Gain-of-Function (GOF) Mutant p53 as Actionable Therapeutic Target

Cancers (Basel). 2018 Jun 7;10(6):188. doi: 10.3390/cancers10060188.

Abstract

p53 missense mutant alleles are present in nearly 40% of all human tumors. Such mutated alleles generate aberrant proteins that not only lose their tumor-suppressive functions but also frequently act as driver oncogenes, which promote malignant progression, invasion, metastasis, and chemoresistance, leading to reduced survival in patients and mice.
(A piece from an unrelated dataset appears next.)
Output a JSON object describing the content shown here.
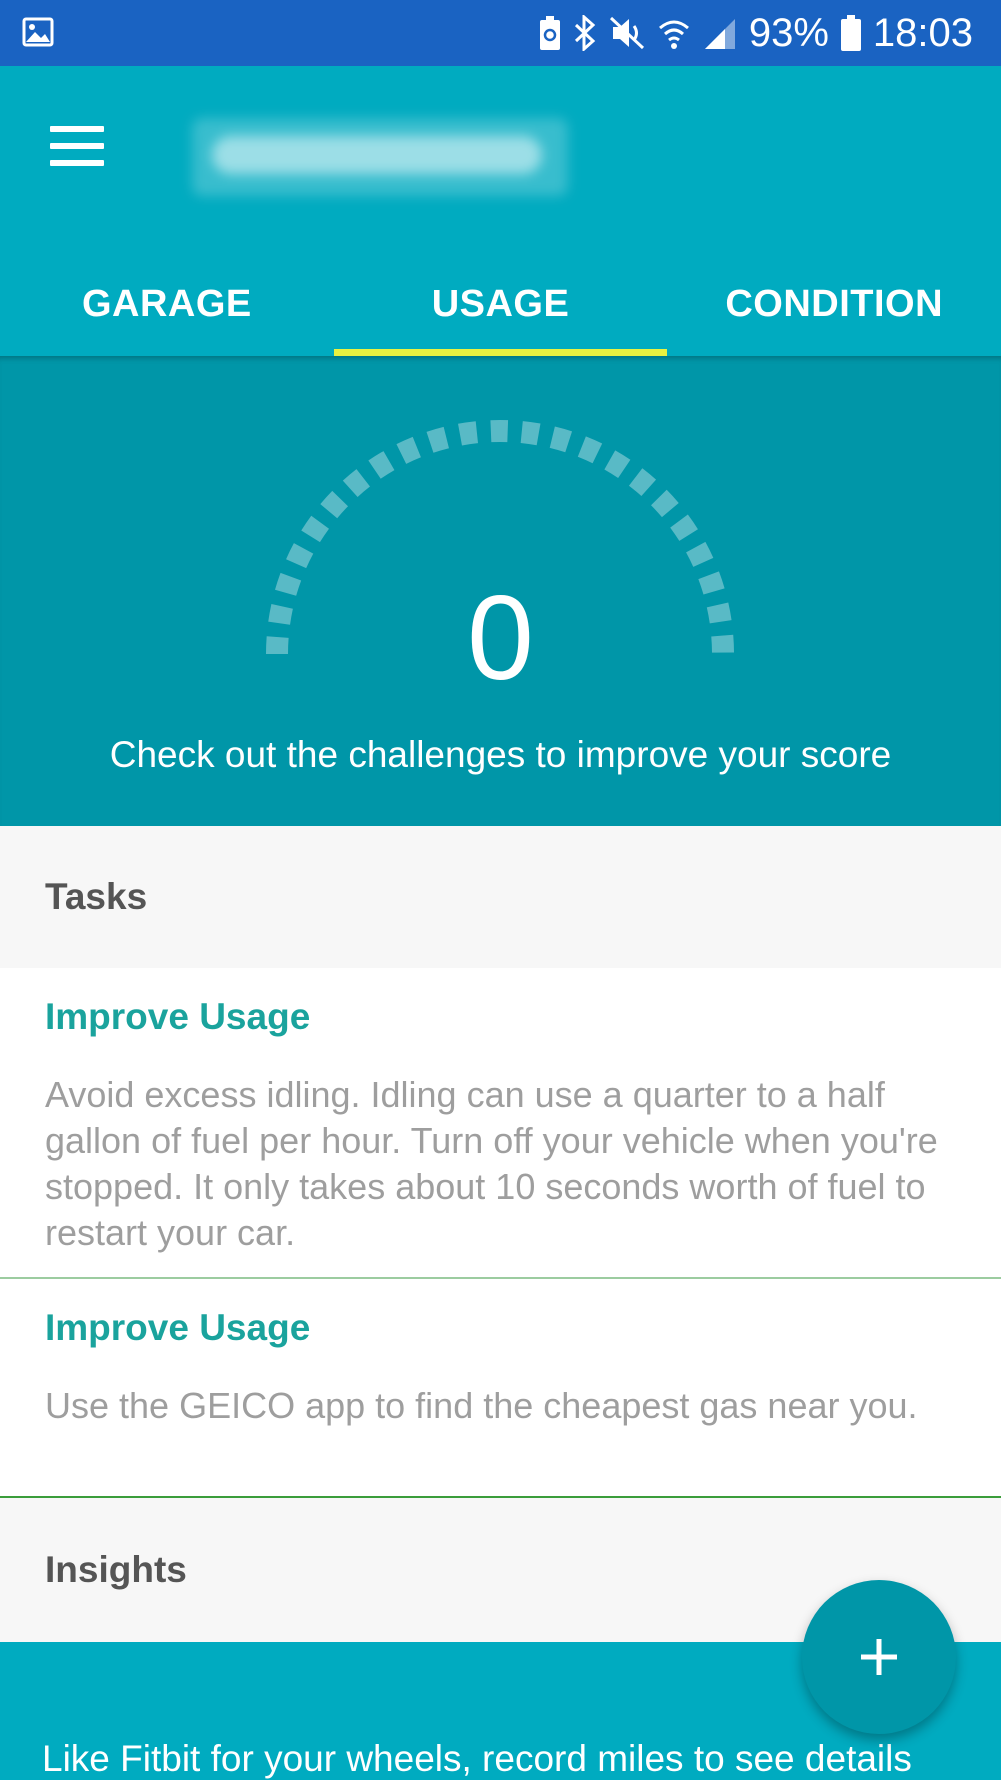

Notably, these oncogenic gain-of-function (GOF) missense mutant p53 proteins (mutp53) are constitutively and tumor-specific stabilised. This stabilisation is one key pre-requisite for their GOF and is largely due to mutp53 protection from the E3 ubiquitin ligases Mdm2 and CHIP by the HSP90/HDAC6 chaperone machinery. Recent mouse models provide convincing evidence that tumors with highly stabilized GOF mutp53 proteins depend on them for growth, maintenance, and metastasis, thus creating exploitable tumor-specific vulnerabilities that markedly increase lifespan if intercepted. This identifies mutp53 as a promising cancer-specific drug target. This review discusses direct mutp53 protein-targeting drug strategies that are currently being developed at various preclinical levels.

Keywords: HSF1; HSP90; drug therapy; gain-of-function (GOF); missense p53; mutant p53 (mutp53); p53 loss-of-heterozygosity (LOH).